Rachel E. Stassen-Berger and McKenzie Martin

Gov. Mark Dayton Wednesday said he'd like not to start intense budget negotiations until after lawmakers pass joint conference committee bills.

"The House will pass its, the Senate will pass its, and then they'll go to conference committee and they'll pass conference reports, and then at that point we'll have a legislative budget by the majority and I'll have my budget and then we'll begin the negotiation...My hope would be they'd pass the conference committee reports and lay them on the table," Dayton said. "They'll have their budget, I have my budget, and they both are balanced budgets, we'll have our differences and then we can begin to negotiate. I think that's a very reasonable proposal."

That idea could put negotiations weeks out. The House and Senate are still in the process of passing their budget bills and they have significant differences, even though both bodies are controlled by Republicans. The differences in the Health and Human Services, Taxes and Education bills coming out of the two chambers are marked.

Legislative leaders said Wednesday that Dayton's "reasonable proposal" is flawed and would mean blocking some measures on which they could agree until they agree on everything.

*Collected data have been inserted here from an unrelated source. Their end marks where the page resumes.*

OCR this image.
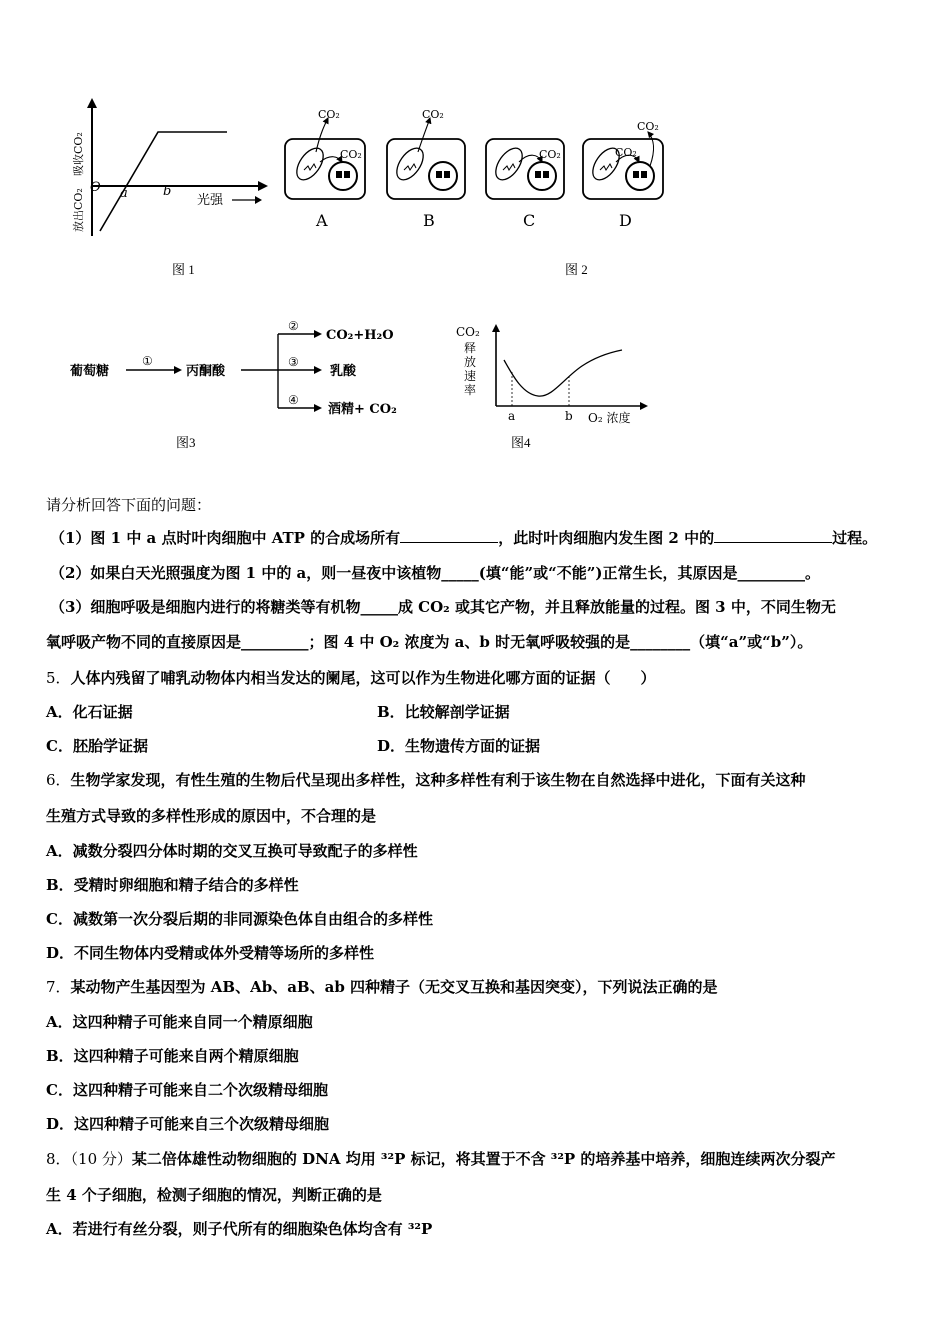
吸收CO₂
放出CO₂
O a	b
光强
图 1
CO₂
CO₂
A
CO₂
B
CO₂
C
CO₂
CO₂
D
图 2
葡萄糖
①
丙酮酸
②
③
④
CO₂+H₂O
乳酸
酒精+ CO₂
图3
CO₂
释
放
速
率
a	b O₂ 浓度
图4
请分析回答下面的问题：
（1）图 1 中 a 点时叶肉细胞中 ATP 的合成场所有	，此时叶肉细胞内发生图 2 中的	过程。
（2）如果白天光照强度为图 1 中的 a，则一昼夜中该植物_____(填“能”或“不能”)正常生长，其原因是_________。
（3）细胞呼吸是细胞内进行的将糖类等有机物_____成 CO₂ 或其它产物，并且释放能量的过程。图 3 中，不同生物无
氧呼吸产物不同的直接原因是_________；图 4 中 O₂ 浓度为 a、b 时无氧呼吸较强的是________（填“a”或“b”）。
5．人体内残留了哺乳动物体内相当发达的阑尾，这可以作为生物进化哪方面的证据（　　）
A．化石证据	B．比较解剖学证据
C．胚胎学证据	D．生物遗传方面的证据
6．生物学家发现，有性生殖的生物后代呈现出多样性，这种多样性有利于该生物在自然选择中进化，下面有关这种
生殖方式导致的多样性形成的原因中，不合理的是
A．减数分裂四分体时期的交叉互换可导致配子的多样性
B．受精时卵细胞和精子结合的多样性
C．减数第一次分裂后期的非同源染色体自由组合的多样性
D．不同生物体内受精或体外受精等场所的多样性
7．某动物产生基因型为 AB、Ab、aB、ab 四种精子（无交叉互换和基因突变），下列说法正确的是
A．这四种精子可能来自同一个精原细胞
B．这四种精子可能来自两个精原细胞
C．这四种精子可能来自二个次级精母细胞
D．这四种精子可能来自三个次级精母细胞
8．（10 分）某二倍体雄性动物细胞的 DNA 均用 ³²P 标记，将其置于不含 ³²P 的培养基中培养，细胞连续两次分裂产
生 4 个子细胞，检测子细胞的情况，判断正确的是
A．若进行有丝分裂，则子代所有的细胞染色体均含有 ³²P
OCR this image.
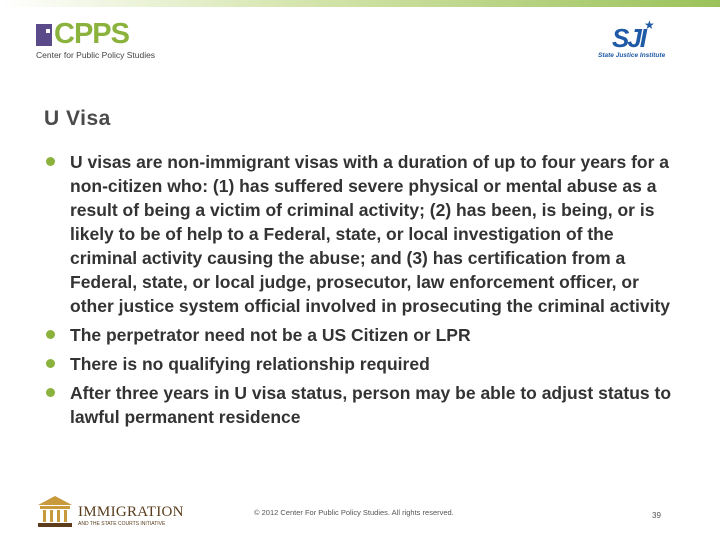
CPPS
Center for Public Policy Studies
★
SJI
State Justice Institute
U Visa
U visas are non-immigrant visas with a duration of up to four years for a non-citizen who: (1) has suffered severe physical or mental abuse as a result of being a victim of criminal activity; (2) has been, is being, or is likely to be of help to a Federal, state, or local investigation of the criminal activity causing the abuse; and (3) has certification from a Federal, state, or local judge, prosecutor, law enforcement officer, or other justice system official involved in prosecuting the criminal activity
The perpetrator need not be a US Citizen or LPR
There is no qualifying relationship required
After three years in U visa status, person may be able to adjust status to lawful permanent residence
IMMIGRATION
AND THE STATE COURTS INITIATIVE
© 2012 Center For Public Policy Studies. All rights reserved.	39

"What he's proposing simply doesn't work. It has never been done or proposed as a means of finishing session, primarily that's because procedurally it's impossible to do. In principle we would like to have a governor very engaged in an open process with the House and Senate in the conference committee process and indeed in bills because our goal...is the Legislature agrees to bills the governor can sign," said House Majority Leader Matt Dean, R-Dellwood.

Senate Deputy Majority Leader Geoff Michel, R-Edina, said he wants to include the governor and his commissioners thoughts long before conference committees.

"We're going to take assistance, compromise, ideas from commissioners now. We need to," Michel said.

But Michel said regardless of procedure, he is hopeful that the "brand new crew" -- the governor and the House and Senate leaders -- who will end up negotiating will do things better than the last crew.

"This has to be different than the last group involved. This has to be just a better atmosphere and, frankly, I think the relationships are much more important than the procedure," he said.

McKenzie Martin is a student at the University of Minnesota interning with the Star Tribune.